The number of U.S. medical school seniors in emergency medicine increased by 7 percent and grew for the sixth year in a row, as they filled 1,268 of the 1,607 first-year positions available. Anesthesiology offered 44 more positions and matched 45 more U.S. seniors who filled 671 positions of the 841 offered "
Essentially, though there are more medical students this year than last, and thus more doctors available to society when they are done with their residencies, the same low numbers of students are choosing residencies that will lead to careers in primary care. This small increase will not make up for the many patients in the US who lack a primary care physicians and certainly won't even begin to fill the gap when many of our now close to 50 million uninsured patients suddenly gain insurance under health care reform. Rather, despite the clear need for more primary care physicians, our students continue to choose the more lucrative subspecialties.

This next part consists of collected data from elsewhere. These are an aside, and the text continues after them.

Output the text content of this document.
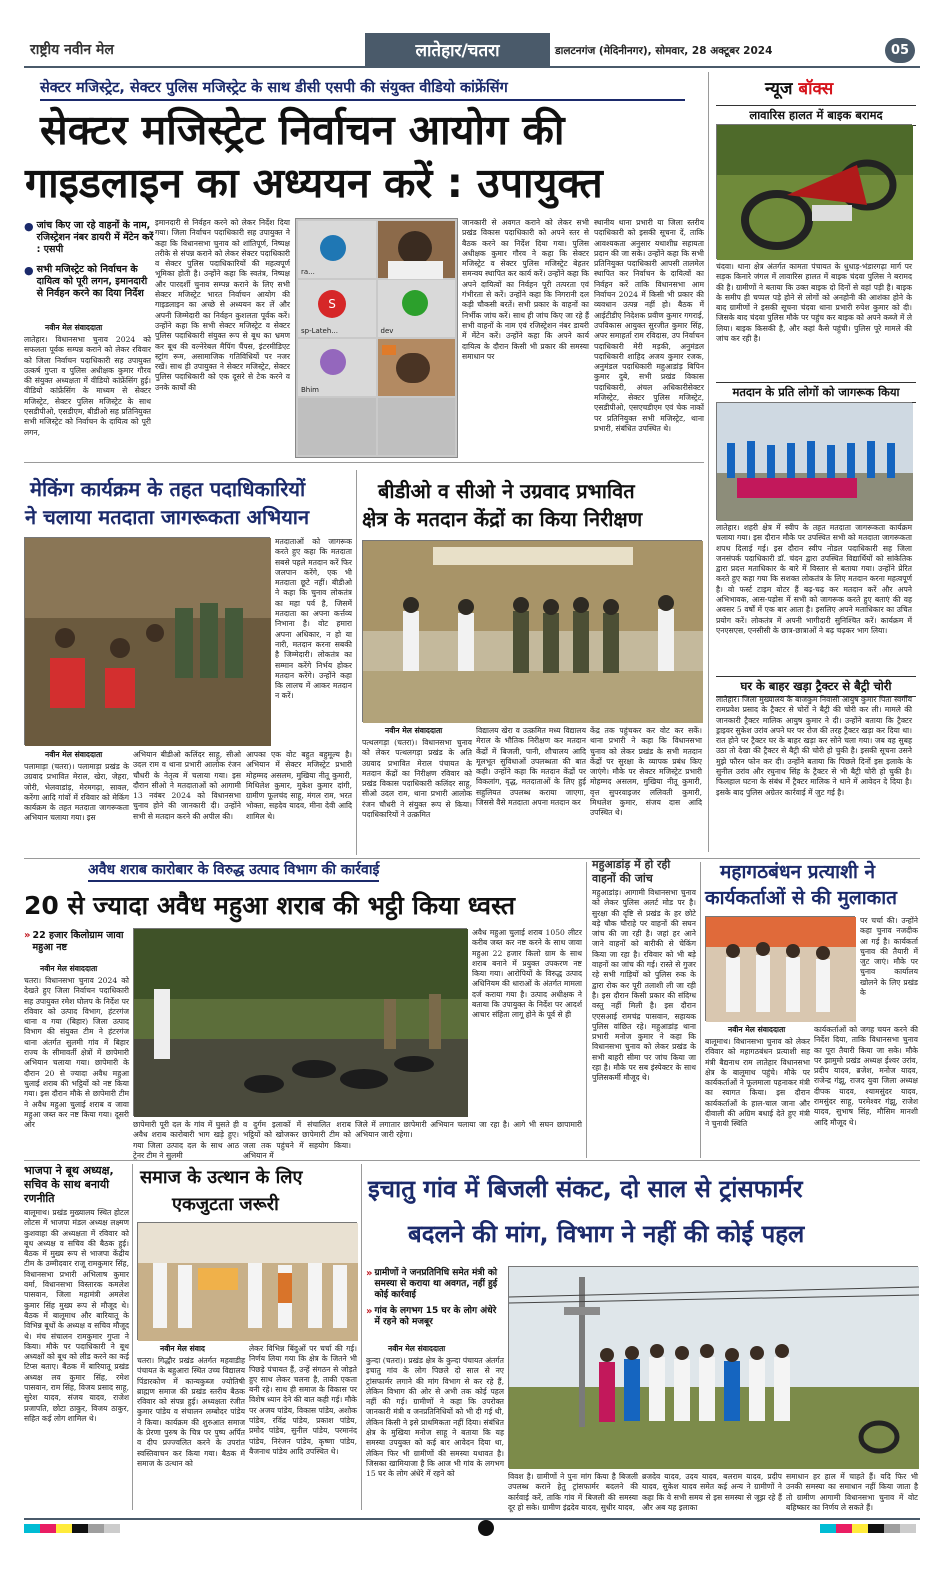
राष्ट्रीय नवीन मेल	लातेहार/चतरा	डालटनगंज (मेदिनीनगर), सोमवार, 28 अक्टूबर 2024	05
सेक्टर मजिस्ट्रेट, सेक्टर पुलिस मजिस्ट्रेट के साथ डीसी एसपी की संयुक्त वीडियो कांफ्रेंसिंग
सेक्टर मजिस्ट्रेट निर्वाचन आयोग की
गाइडलाइन का अध्ययन करें : उपायुक्त
● जांच किए जा रहे वाहनों के नाम, रजिस्ट्रेशन नंबर डायरी में मेंटेन करें : एसपी
● सभी मजिस्ट्रेट को निर्वाचन के दायित्व को पूरी लगन, इमानदारी से निर्वहन करने का दिया निर्देश
नवीन मेल संवाददाता
लातेहार। विधानसभा चुनाव 2024 को सफलता पूर्वक सम्पन्न कराने को लेकर रविवार को जिला निर्वाचन पदाधिकारी सह उपायुक्त उत्कर्ष गुप्ता व पुलिस अधीक्षक कुमार गौरव की संयुक्त अध्यक्षता में वीडियो कांफ्रेंसिंग हुई। वीडियो कांफ्रेंसिंग के माध्यम से सेक्टर मजिस्ट्रेट, सेक्टर पुलिस मजिस्ट्रेट के साथ एसडीपीओ, एसडीएम, बीडीओ सह प्रतिनियुक्त सभी मजिस्ट्रेट को निर्वाचन के दायित्व को पूरी लगन,
इमानदारी से निर्वहन करने को लेकर निर्देश दिया गया। जिला निर्वाचन पदाधिकारी सह उपायुक्त ने कहा कि विधानसभा चुनाव को शांतिपूर्ण, निष्पक्ष तरीके से संपन्न कराने को लेकर सेक्टर पदाधिकारी व सेक्टर पुलिस पदाधिकारियों की महत्वपूर्ण भूमिका होती है। उन्होंने कहा कि स्वतंत्र, निष्पक्ष और पारदर्शी चुनाव सम्पन्न कराने के लिए सभी सेक्टर मजिस्ट्रेट भारत निर्वाचन आयोग की गाइडलाइन का अच्छे से अध्ययन कर लें और अपनी जिम्मेदारी का निर्वहन कुशलता पूर्वक करें। उन्होंने कहा कि सभी सेक्टर मजिस्ट्रेट व सेक्टर पुलिस पदाधिकारी संयुक्त रूप से बूथ का भ्रमण कर बूथ की वल्नेरेबल मैपिंग चैंपस, इंटरमीडिएट स्ट्रांग रूम, असामाजिक गतिविधियों पर नजर रखें। साथ ही उपायुक्त ने सेक्टर मजिस्ट्रेट, सेक्टर पुलिस पदाधिकारी को एक दूसरे से टेक करने व उनके कार्यों की
ra...
S
sp-Lateh...	dev
Bhim
जानकारी से अवगत कराने को लेकर सभी प्रखंड विकास पदाधिकारी को अपने स्तर से बैठक करने का निर्देश दिया गया। पुलिस अधीक्षक कुमार गौरव ने कहा कि सेक्टर मजिस्ट्रेट व सेक्टर पुलिस मजिस्ट्रेट बेहतर समन्वय स्थापित कर कार्य करें। उन्होंने कहा कि अपने दायित्वों का निर्वहन पूरी तत्परता एवं गंभीरता से करें। उन्होंने कहा कि निगरानी दल कड़ी चौकसी बरतें। सभी प्रकार के वाहनों का निर्भीक जांच करें। साथ ही जांच किए जा रहे हैं सभी वाहनों के नाम एवं रजिस्ट्रेशन नंबर डायरी में मेंटेन करें। उन्होंने कहा कि अपने कार्य दायित्व के दौरान किसी भी प्रकार की समस्या समाधान पर
स्थानीय थाना प्रभारी या जिला स्तरीय पदाधिकारी को इसकी सूचना दें, ताकि आवश्यकता अनुसार यथाशीघ्र सहायता प्रदान की जा सके। उन्होंने कहा कि सभी प्रतिनियुक्त पदाधिकारी आपसी तालमेल स्थापित कर निर्वाचन के दायित्वों का निर्वहन करें ताकि विधानसभा आम निर्वाचन 2024 में किसी भी प्रकार की व्यवधान उत्पन्न नहीं हो। बैठक में आईटीडीए निदेशक प्रवीण कुमार गगराई, उपविकास आयुक्त सुरजीत कुमार सिंह, अपर समाहर्ता राम रविदास, उप निर्वाचन पदाधिकारी मेरी मड़की, अनुमंडल पदाधिकारी शाहिद अजय कुमार रजक, अनुमंडल पदाधिकारी महुआडांड़ बिपिन कुमार दुबे, सभी प्रखंड विकास पदाधिकारी, अंचल अधिकारीसेक्टर मजिस्ट्रेट, सेक्टर पुलिस मजिस्ट्रेट, एसडीपीओ, एसएचडीएम एवं चेक नाकों पर प्रतिनियुक्त सभी मजिस्ट्रेट, थाना प्रभारी, संबंधित उपस्थित थे।
न्यूज बॉक्स
लावारिस हालत में बाइक बरामद
चंदवा। थाना क्षेत्र अंतर्गत कामता पंचायत के धुधाड़-भंडारगढ़ा मार्ग पर सड़क किनारे जंगल में लावारिस हालत में बाइक चंदवा पुलिस ने बरामद की है। ग्रामीणों ने बताया कि उक्त बाइक दो दिनों से वहां पड़ी है। बाइक के समीप ही चप्पल पड़े होने से लोगों को अनहोनी की आशंका होने के बाद ग्रामीणों ने इसकी सूचना चंदवा थाना प्रभारी रुपेश कुमार को दी। जिसके बाद चंदवा पुलिस मौके पर पहुंच कर बाइक को अपने कब्जे में ले लिया। बाइक किसकी है, और कहां कैसे पहुंची। पुलिस पूरे मामले की जांच कर रही है।
मतदान के प्रति लोगों को जागरूक किया
लातेहार। शहरी क्षेत्र में स्वीप के तहत मतदाता जागरूकता कार्यक्रम चलाया गया। इस दौरान मौके पर उपस्थित सभी को मतदाता जागरूकता शपथ दिलाई गई। इस दौरान स्वीप नोडल पदाधिकारी सह जिला जनसंपर्क पदाधिकारी डॉ. चंदन द्वारा उपस्थित विद्यार्थियों को सांकेतिक द्वारा प्रदत्त मताधिकार के बारे में विस्तार से बताया गया। उन्होंने प्रेरित करते हुए कहा गया कि सशक्त लोकतंत्र के लिए मतदान करना महत्वपूर्ण है। वो फर्स्ट टाइम वोटर हैं बढ़-चढ़ कर मतदान करें और अपने अभिभावक, आस-पड़ोस में सभी को जागरूक करते हुए बताएं की वह अवसर 5 वर्षों में एक बार आता है। इसलिए अपने मताधिकार का उचित प्रयोग करें। लोकतंत्र में अपनी भागीदारी सुनिश्चित करें। कार्यक्रम में एनएसएस, एनसीसी के छात्र-छात्राओं ने बढ़ चढ़कर भाग लिया।
घर के बाहर खड़ा ट्रैक्टर से बैट्री चोरी
लातेहार। जिला मुख्यालय के बाजकुम निवासी आयुष कुमार पिता स्वर्गीय रामप्रवेश प्रसाद के ट्रैक्टर से चोरों ने बैट्री की चोरी कर ली। मामले की जानकारी ट्रैक्टर मालिक आयुष कुमार ने दी। उन्होंने बताया कि ट्रैक्टर ड्राइवर सुकेश उरांव अपने घर पर रोज की तरह ट्रैक्टर खड़ा कर दिया था। रात होने पर ट्रैक्टर घर के बाहर खड़ा कर सोने चला गया। जब वह सुबह उठा तो देखा की ट्रैक्टर से बैट्री की चोरी हो चुकी है। इसकी सूचना उसने मुझे फौरन फोन कर दी। उन्होंने बताया कि पिछले दिनों इस इलाके के सुनील उरांव और रघुनाथ सिंह के ट्रैक्टर से भी बैट्री चोरी हो चुकी है। फिलहाल घटना के संबंध में ट्रैक्टर मालिक ने थाने में आवेदन दे दिया है। इसके बाद पुलिस अग्रेतर कार्रवाई में जुट गई है।
मेकिंग कार्यक्रम के तहत पदाधिकारियों
ने चलाया मतदाता जागरूकता अभियान
मतदाताओं को जागरूक करते हुए कहा कि मतदाता सबसे पहले मतदान करें फिर जलपान करेंगे, एक भी मतदाता छूटे नहीं। बीडीओ ने कहा कि चुनाव लोकतंत्र का महा पर्व है, जिसमें मतदाता का अपना कर्त्तव्य निभाना है। वोट हमारा अपना अधिकार, न हो या नारी, मतदान करना सबकी है जिम्मेदारी। लोकतंत्र का सम्मान करेंगे निर्भय होकर मतदान करेंगे। उन्होंने कहा कि लालच में आकर मतदान न करें।
नवीन मेल संवाददाता
पलामाड़ा (चतरा)। पलामाड़ा प्रखंड के उग्रवाद प्रभावित मेराल, खेरा, जेहरा, जोरी, भेलवाडांड़, मेरमगढ़ा, सावल, करेंगा आदि गांवों में रविवार को मेकिंग कार्यक्रम के तहत मतदाता जागरूकता अभियान चलाया गया। इस
अभियान बीडीओ कलिंदर साहू, सीओ उदल राम व थाना प्रभारी आलोक रंजन चौधरी के नेतृत्व में चलाया गया। इस दौरान सीओ ने मतदाताओं को आगामी 13 नवंबर 2024 को विधानसभा चुनाव होने की जानकारी दी। उन्होंने सभी से मतदान करने की अपील की।
आपका एक वोट बहुत बहुमूल्य है। अभियान में सेक्टर मजिस्ट्रेट प्रभारी मोहम्मद असलम, मुखिया नीतू कुमारी, मिथिलेश कुमार, मुकेश कुमार दांगी, ग्रामीण फूलचंद साहू, मंगल राम, भरत भोक्ता, सहदेव यादव, मीना देवी आदि शामिल थे।
बीडीओ व सीओ ने उग्रवाद प्रभावित
क्षेत्र के मतदान केंद्रों का किया निरीक्षण
नवीन मेल संवाददाता
पत्थलगड़ा (चतरा)। विधानसभा चुनाव को लेकर पत्थलगड़ा प्रखंड के अति उग्रवाद प्रभावित मेराल पंचायत के मतदान केंद्रों का निरीक्षण रविवार को प्रखंड विकास पदाधिकारी कलिंदर साहू, सीओ उदल राम, थाना प्रभारी आलोक रंजन चौधरी ने संयुक्त रूप से किया। पदाधिकारियों ने उत्क्रमित
विद्यालय खेरा व उत्क्रमित मध्य विद्यालय मेराल के भौतिक निरीक्षण कर मतदान केंद्रों में बिजली, पानी, शौचालय आदि मूलभूत सुविधाओं उपलब्धता की बात कही। उन्होंने कहा कि मतदान केंद्रों पर विकलांग, वृद्ध, मतदाताओं के लिए हुई सहुलियत उपलब्ध कराया जाएगा, जिससे वैसे मतदाता अपना मतदान कर
केंद्र तक पहुंचकर कर वोट कर सकें। थाना प्रभारी ने कहा कि विधानसभा चुनाव को लेकर प्रखंड के सभी मतदान केंद्रों पर सुरक्षा के व्यापक प्रबंध किए जाएंगे। मौके पर सेक्टर मजिस्ट्रेट प्रभारी मोहम्मद असलम, मुखिया नीतू कुमारी, वृत्त सुपरवाइजर ललिवती कुमारी, मिथलेश कुमार, संजय दास आदि उपस्थित थे।
अवैध शराब कारोबार के विरुद्ध उत्पाद विभाग की कार्रवाई
20 से ज्यादा अवैध महुआ शराब की भट्ठी किया ध्वस्त
» 22 हजार किलोग्राम जावा महुआ नष्ट
नवीन मेल संवाददाता
चतरा। विधानसभा चुनाव 2024 को देखते हुए जिला निर्वाचन पदाधिकारी सह उपायुक्त रमेश घोलप के निर्देश पर रविवार को उत्पाद विभाग, हंटरगंज थाना व गया (बिहार) जिला उत्पाद विभाग की संयुक्त टीम ने हंटरगंज थाना अंतर्गत सुलमी गांव में बिहार राज्य के सीमावर्ती क्षेत्रों में छापेमारी अभियान चलाया गया। छापेमारी के दौरान 20 से ज्यादा अवैध महुआ चुलाई शराब की भट्ठियों को नष्ट किया गया। इस दौरान मौके से छापेमारी टीम ने अवैध महुआ चुलाई शराब व जावा महुआ जब्त कर नष्ट किया गया। दूसरी ओर
अवैध महुआ चुलाई शराब 1050 लीटर करीब जब्त कर नष्ट करने के साथ जावा महुआ 22 हजार किलो ग्राम के साथ शराब बनाने में प्रयुक्त उपकरण नष्ट किया गया। आरोपियों के विरुद्ध उत्पाद अधिनियम की धाराओं के अंतर्गत मामला दर्ज कराया गया है। उत्पाद अधीक्षक ने बताया कि उपायुक्त के निर्देश पर आदर्श आचार संहिता लागू होने के पूर्व से ही
छापेमारी पूरी दल के गांव में घुसते ही अवैध शराब कारोबारी भाग खड़े हुए। गया जिला उत्पाद दल के साथ आठ ट्रेनर टीम ने सुलमी
व दुर्गम इलाकों में संचालित शराब भट्ठियों को खोजकर छापेमारी टीम को जला तक पहुंचने में सहयोग किया। अभियान में
जिले में लगातार छापेमारी अभियान चलाया जा रहा है। आगे भी सघन छापामारी अभियान जारी रहेगा।
महुआडांड़ में हो रही वाहनों की जांच
महुआडांड़। आगामी विधानसभा चुनाव को लेकर पुलिस अलर्ट मोड पर है। सुरक्षा की दृष्टि से प्रखंड के हर छोटे बड़े चौक चौराहे पर वाहनों की सघन जांच की जा रही है। जहां हर आने जाने वाहनों को बारीकी से चेकिंग किया जा रहा है। रविवार को भी बड़े वाहनों का जांच की गई। रास्ते से गुजर रहे सभी गाड़ियों को पुलिस रुक के द्वारा रोक कर पूरी तलाशी ली जा रही है। इस दौरान किसी प्रकार की संदिग्ध वस्तु नहीं मिली है। इस दौरान एएसआई रामचंद्र पासवान, सहायक पुलिस वांछित रहे। महुआडांड़ थाना प्रभारी मनोज कुमार ने कहा कि विधानसभा चुनाव को लेकर प्रखंड के सभी बाहरी सीमा पर जांच किया जा रहा है। मौके पर सब इंस्पेक्टर के साथ पुलिसकर्मी मौजूद थे।
महागठबंधन प्रत्याशी ने
कार्यकर्ताओं से की मुलाकात
पर चर्चा की। उन्होंने कहा चुनाव नजदीक आ गई है। कार्यकर्ता चुनाव की तैयारी में जुट जाएं। मौके पर चुनाव कार्यालय खोलने के लिए प्रखंड के
नवीन मेल संवाददाता
बालूमाथ। विधानसभा चुनाव को लेकर रविवार को महागठबंधन प्रत्याशी सह मंत्री बैद्यनाथ राम लातेहार विधानसभा क्षेत्र के बालूमाथ पहुंचे। मौके पर कार्यकर्ताओं ने फूलमाला पहनाकर मंत्री का स्वागत किया। इस दौरान कार्यकर्ताओं के हाल-चाल जाना और दीवाली की अग्रिम बधाई देते हुए मंत्री ने चुनावी स्थिति
कार्यकर्ताओं को जगह चयन करने की निर्देश दिया, ताकि विधानसभा चुनाव का पूरा तैयारी किया जा सके। मौके पर झामुमो प्रखंड अध्यक्ष ईश्वर उरांव, प्रदीप यादव, ब्रजेश, मनोज यादव, राजेन्द्र गंझू, राजद युवा जिला अध्यक्ष दीपक यादव, श्यामसुंदर यादव, रामसुंदर साहू, परमेश्वर गंझू, राजेश यादव, सुभाष सिंह, मौसिम मानशी आदि मौजूद थे।
भाजपा ने बूथ अध्यक्ष, सचिव के साथ बनायी रणनीति
बालूमाथ। प्रखंड मुख्यालय स्थित होटल लोटस में भाजपा मंडल अध्यक्ष लक्ष्मण कुशवाहा की अध्यक्षता में रविवार को बूथ अध्यक्ष व सचिव की बैठक हुई। बैठक में मुख्य रूप से भाजपा केंद्रीय टीम के उम्मीदवार राजू रामकुमार सिंह, विधानसभा प्रभारी अभिलाष कुमार वर्मा, विधानसभा विस्तारक कमलेश पासवान, जिला महामंत्री अमलेश कुमार सिंह मुख्य रूप से मौजूद थे। बैठक में बालूमाथ और बारियातू के विभिन्न बूथों के अध्यक्ष व सचिव मौजूद थे। मंच संचालन रामकुमार गुप्ता ने किया। मौके पर पदाधिकारी ने बूथ अध्यक्षों को बूथ को लीड करने का कई टिप्स बताए। बैठक में बारियातू प्रखंड अध्यक्ष लव कुमार सिंह, रमेश पासवान, राम सिंह, विजय प्रसाद साहू, सुरेश यादव, संजय यादव, राजेश प्रजापति, छोटा ठाकुर, विजय ठाकुर, सहित कई लोग शामिल थे।
समाज के उत्थान के लिए
एकजुटता जरूरी
नवीन मेल संवाद
चतरा। गिद्धौर प्रखंड अंतर्गत महवाडीह पंचायत के बहुआरा स्थित उच्च विद्यालय पिंडारकोण में कान्यकुब्ज ज्योतिषी ब्राह्मण समाज की प्रखंड स्तरीय बैठक रविवार को संपन्न हुई। अध्यक्षता रंजीत कुमार पांडेय व संचालन लम्बोदर पांडेय ने किया। कार्यक्रम की शुरुआत समाज के प्रेरणा पुरुष के चित्र पर पुष्प अर्पित व दीप प्रज्ज्वलित करने के उपरांत स्वस्तिवाचन कर किया गया। बैठक में समाज के उत्थान को
लेकर विभिन्न बिंदुओं पर चर्चा की गई। निर्णय लिया गया कि क्षेत्र के जितने भी पिछड़े पंचायत हैं, उन्हें संगठन से जोड़ते हुए साथ लेकर चलना है, ताकी एकता बनी रहे। साथ ही समाज के विकास पर विशेष ध्यान देने की बात कही गई। मौके पर अजय पांडेय, विकास पांडेय, अशोक पांडेय, रविंद्र पांडेय, प्रकाश पांडेय, प्रमोद पांडेय, सुनील पांडेय, परमानंद पांडेय, निरंजन पांडेय, कृष्णा पांडेय, बैजनाथ पांडेय आदि उपस्थित थे।
इचातु गांव में बिजली संकट, दो साल से ट्रांसफार्मर
बदलने की मांग, विभाग ने नहीं की कोई पहल
» ग्रामीणों ने जनप्रतिनिधि समेत मंत्री को समस्या से कराया था अवगत, नहीं हुई कोई कार्रवाई
» गांव के लगभग 15 घर के लोग अंधेरे में रहने को मजबूर
नवीन मेल संवाददाता
कुन्दा (चतरा)। प्रखंड क्षेत्र के कुन्दा पंचायत अंतर्गत इचातु गांव के लोग पिछले दो साल से नए ट्रांसफार्मर लगाने की मांग विभाग से कर रहे हैं, लेकिन विभाग की ओर से अभी तक कोई पहल नहीं की गई। ग्रामीणों ने कहा कि उपरोक्त जानकारी मंत्री व जनप्रतिनिधियों को भी दी गई थी, लेकिन किसी ने इसे प्राथमिकता नहीं दिया। संबंधित क्षेत्र के मुखिया मनोज साहू ने बताया कि यह समस्या उपयुक्त को कई बार आवेदन दिया था, लेकिन फिर भी ग्रामीणों की समस्या यथावत है। जिसका खामियाजा है कि आज भी गांव के लगभग 15 घर के लोग अंधेरे में रहने को	विवश है। ग्रामीणों ने पुनः मांग किया है बिजली उपलब्ध कराने हेतु ट्रांसफार्मर बदलने की कार्रवाई करें, ताकि गांव में बिजली की समस्या दूर हो सके। ग्रामीण इंद्रदेव यादव, सुधीर यादव,
ब्रजदेव यादव, उदय यादव, बलराम यादव, प्रदीप यादव, सुकेश यादव समेत कई अन्य ने ग्रामीणों ने कहा कि वे सभी समय से इस समस्या से जूझ रहे हैं और अब यह इलाका
समाधान हर हाल में चाहते हैं। यदि फिर भी उनकी समस्या का समाधान नहीं किया जाता है तो ग्रामीण आगामी विधानसभा चुनाव में वोट बहिष्कार का निर्णय ले सकते हैं।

America, this is a crisis. Many of the few primary care docs we have are retiring, leaving practice, or going cash only or retainer. Our students see this and continue to choose other specialties. If something is not done to increase the value, reimbursement, and job satisfaction of our primary care doctors; we will have no one left to care for our sick and aging population. (And before you post a comment about NP's and PA's filling this gap, those students aren't going into primary care either. A surgical PA makes more money than a primary care MD).